When Lopez spoke to Corrente about his proposed fundraiser, he told Corrente that he hoped to raise approximately $400.

"I told him that if he raised $450, I'd pay for the pizza party myself," said Corrente.

Lopez accepted the challenge, and began looking for a charity that would guarantee that all of the monies raised would assist the local victims in need.

Just a few short weeks later, Lopez was presenting a check for $500 to Bernie Beaudreau, the executive director of Serve Rhode Island (www.ServeRhodeIsland.org).

The students at Western Hills had gone above and beyond both Lopez and Corrente's expectations.

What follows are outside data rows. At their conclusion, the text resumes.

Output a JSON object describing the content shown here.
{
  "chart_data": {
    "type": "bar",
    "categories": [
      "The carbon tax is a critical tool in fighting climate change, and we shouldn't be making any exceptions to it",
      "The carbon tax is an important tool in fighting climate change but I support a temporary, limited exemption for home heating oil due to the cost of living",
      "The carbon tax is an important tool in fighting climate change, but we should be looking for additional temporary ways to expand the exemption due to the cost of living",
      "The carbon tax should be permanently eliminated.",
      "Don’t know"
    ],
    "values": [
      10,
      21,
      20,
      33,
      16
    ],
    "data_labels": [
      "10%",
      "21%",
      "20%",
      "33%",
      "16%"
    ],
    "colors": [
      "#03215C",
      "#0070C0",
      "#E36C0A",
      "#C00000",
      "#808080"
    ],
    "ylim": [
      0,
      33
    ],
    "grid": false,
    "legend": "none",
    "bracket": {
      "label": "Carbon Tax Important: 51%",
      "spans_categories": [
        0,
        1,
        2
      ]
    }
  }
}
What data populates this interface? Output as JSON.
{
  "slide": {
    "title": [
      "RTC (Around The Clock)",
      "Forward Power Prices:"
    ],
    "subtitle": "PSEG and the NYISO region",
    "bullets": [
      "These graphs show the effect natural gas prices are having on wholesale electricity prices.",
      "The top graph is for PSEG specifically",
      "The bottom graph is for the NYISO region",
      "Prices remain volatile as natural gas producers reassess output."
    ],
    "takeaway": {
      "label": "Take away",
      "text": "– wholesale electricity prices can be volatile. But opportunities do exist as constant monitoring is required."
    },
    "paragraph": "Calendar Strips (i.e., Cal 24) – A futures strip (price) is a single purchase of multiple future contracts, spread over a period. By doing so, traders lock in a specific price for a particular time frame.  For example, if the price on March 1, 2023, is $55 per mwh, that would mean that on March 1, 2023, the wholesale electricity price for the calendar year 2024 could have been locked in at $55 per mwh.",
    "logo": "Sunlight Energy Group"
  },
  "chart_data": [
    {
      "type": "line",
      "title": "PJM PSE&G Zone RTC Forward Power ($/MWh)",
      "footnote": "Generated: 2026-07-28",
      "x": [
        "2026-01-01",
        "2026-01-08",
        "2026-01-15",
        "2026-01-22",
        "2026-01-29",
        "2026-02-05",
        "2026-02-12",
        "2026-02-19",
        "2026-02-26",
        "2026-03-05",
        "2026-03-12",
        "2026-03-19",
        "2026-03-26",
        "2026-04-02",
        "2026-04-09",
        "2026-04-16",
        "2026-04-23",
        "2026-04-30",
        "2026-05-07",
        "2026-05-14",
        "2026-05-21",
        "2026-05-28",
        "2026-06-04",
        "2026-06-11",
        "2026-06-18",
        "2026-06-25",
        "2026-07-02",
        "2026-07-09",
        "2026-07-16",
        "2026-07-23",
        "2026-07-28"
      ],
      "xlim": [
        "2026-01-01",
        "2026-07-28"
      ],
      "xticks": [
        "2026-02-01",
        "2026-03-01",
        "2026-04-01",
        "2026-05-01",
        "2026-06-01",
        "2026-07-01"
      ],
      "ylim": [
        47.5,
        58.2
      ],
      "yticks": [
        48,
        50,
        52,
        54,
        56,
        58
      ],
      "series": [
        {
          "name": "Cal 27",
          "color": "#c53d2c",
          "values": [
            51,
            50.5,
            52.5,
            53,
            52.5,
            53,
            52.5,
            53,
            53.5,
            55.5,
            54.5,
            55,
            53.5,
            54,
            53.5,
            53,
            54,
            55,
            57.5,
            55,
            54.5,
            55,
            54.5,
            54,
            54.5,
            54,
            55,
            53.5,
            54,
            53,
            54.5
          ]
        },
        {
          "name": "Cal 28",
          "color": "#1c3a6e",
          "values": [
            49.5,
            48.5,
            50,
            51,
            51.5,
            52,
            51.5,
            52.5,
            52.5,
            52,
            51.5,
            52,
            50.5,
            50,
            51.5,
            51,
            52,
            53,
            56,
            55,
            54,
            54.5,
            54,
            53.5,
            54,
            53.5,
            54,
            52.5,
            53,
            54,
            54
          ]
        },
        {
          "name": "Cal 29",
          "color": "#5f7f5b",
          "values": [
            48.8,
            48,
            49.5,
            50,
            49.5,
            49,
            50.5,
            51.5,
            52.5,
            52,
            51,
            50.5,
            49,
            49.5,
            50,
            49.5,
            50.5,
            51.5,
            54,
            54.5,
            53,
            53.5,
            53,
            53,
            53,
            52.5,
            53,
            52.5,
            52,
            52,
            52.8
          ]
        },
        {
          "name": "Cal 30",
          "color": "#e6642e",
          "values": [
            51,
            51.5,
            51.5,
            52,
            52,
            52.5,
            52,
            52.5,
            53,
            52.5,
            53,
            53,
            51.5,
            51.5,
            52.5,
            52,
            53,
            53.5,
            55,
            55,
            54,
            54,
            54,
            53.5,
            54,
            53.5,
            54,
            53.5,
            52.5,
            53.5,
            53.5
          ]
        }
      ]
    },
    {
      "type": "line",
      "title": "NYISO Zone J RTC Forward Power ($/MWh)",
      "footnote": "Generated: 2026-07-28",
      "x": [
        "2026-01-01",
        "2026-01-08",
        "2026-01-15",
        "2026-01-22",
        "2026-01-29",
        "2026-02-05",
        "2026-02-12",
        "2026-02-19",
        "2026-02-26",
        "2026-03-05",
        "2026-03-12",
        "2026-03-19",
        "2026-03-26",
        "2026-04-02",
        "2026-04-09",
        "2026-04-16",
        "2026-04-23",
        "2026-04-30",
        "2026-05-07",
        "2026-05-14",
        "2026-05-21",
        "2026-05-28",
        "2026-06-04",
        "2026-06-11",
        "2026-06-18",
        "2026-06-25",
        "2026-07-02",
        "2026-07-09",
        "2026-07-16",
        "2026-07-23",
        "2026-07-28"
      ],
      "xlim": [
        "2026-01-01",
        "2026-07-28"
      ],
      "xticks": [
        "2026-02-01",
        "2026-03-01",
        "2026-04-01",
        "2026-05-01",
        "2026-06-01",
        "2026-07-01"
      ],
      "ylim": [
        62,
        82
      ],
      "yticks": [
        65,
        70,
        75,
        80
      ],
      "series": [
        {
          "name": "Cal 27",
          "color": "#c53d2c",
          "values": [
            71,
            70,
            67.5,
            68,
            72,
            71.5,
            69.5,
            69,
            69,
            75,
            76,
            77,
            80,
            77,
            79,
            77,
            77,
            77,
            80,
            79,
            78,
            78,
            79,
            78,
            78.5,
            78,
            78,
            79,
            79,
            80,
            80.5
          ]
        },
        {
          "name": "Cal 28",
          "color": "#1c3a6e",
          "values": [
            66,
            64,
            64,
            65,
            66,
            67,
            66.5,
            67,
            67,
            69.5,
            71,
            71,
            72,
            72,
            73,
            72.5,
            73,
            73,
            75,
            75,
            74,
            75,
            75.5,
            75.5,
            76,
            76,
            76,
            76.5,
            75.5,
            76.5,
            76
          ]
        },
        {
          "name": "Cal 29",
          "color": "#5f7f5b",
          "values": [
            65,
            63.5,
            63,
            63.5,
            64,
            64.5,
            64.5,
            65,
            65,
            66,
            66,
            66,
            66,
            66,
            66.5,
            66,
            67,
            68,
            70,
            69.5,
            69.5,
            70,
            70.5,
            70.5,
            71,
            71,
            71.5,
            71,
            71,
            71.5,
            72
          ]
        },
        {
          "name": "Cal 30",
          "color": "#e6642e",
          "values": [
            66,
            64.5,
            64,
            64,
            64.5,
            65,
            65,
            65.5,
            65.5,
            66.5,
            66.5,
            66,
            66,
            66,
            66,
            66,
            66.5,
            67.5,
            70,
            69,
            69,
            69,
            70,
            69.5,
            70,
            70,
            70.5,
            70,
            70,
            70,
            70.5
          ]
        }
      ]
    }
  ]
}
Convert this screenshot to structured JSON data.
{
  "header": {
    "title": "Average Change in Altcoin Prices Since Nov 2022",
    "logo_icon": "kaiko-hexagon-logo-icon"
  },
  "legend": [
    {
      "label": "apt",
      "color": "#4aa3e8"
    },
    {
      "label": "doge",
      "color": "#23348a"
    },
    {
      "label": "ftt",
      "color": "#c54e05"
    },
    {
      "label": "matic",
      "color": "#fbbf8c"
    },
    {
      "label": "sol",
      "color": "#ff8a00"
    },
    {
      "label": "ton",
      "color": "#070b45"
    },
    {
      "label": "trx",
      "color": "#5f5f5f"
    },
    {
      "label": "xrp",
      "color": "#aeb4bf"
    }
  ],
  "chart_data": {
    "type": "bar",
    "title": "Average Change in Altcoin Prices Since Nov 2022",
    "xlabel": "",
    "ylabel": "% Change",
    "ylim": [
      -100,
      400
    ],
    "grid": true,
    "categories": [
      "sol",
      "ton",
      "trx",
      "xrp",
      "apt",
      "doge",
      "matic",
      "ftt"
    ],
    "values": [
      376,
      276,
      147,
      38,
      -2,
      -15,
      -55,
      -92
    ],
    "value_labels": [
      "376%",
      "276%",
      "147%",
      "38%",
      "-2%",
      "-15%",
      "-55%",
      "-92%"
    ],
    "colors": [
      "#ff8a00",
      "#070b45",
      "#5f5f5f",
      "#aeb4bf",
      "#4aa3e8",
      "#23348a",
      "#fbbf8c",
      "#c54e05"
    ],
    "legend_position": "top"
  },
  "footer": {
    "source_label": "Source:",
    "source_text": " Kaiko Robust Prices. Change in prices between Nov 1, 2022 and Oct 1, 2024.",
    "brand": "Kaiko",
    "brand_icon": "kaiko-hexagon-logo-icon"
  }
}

"In Mesquamicut and Westerly, the tidal surge destroyed the area. There are broken homes, flooded roads and sand in houses," Beaudreau told the students. "There is devastation everywhere. We have worked with the Rhode Island Emergency Management Association, putting out a call for volunteers to help with cleanup, and over 200 people came that first day.”

Over eight weeks, Beaudreau said more than 1,100 volunteers flooded the area.

"We were able to do this because of people like you who raise the money to help pay for the things that these volunteers need. They need to eat, they need First Aid and your money has helped the hundreds who are down there do good things, to help take care of our own," Beaudreau said.

Theresa Murray, the executive director of the Rhode Island Emergency Management Association, agreed with Beaudreau.

"What you have done has been of tremendous service to the state of Rhode Island. We commend you for your efforts," she said. "We work very closely with Serve Rhode Island to help coordinate all emergency relief efforts."

Corrente was proud of his seventh grade students, rising to a challenge that came close to the holidays and amid other fundraisers and service projects at the school.

"This shows you just what you can do with $500. They can take it a long way and help Rhode Islanders in need in our state," Corrente said. "Congratulations to you all. You rose above my challenge and brought in more than even expected. That says a lot for your character as seventh graders and a lot about Tyler for taking the initiative.”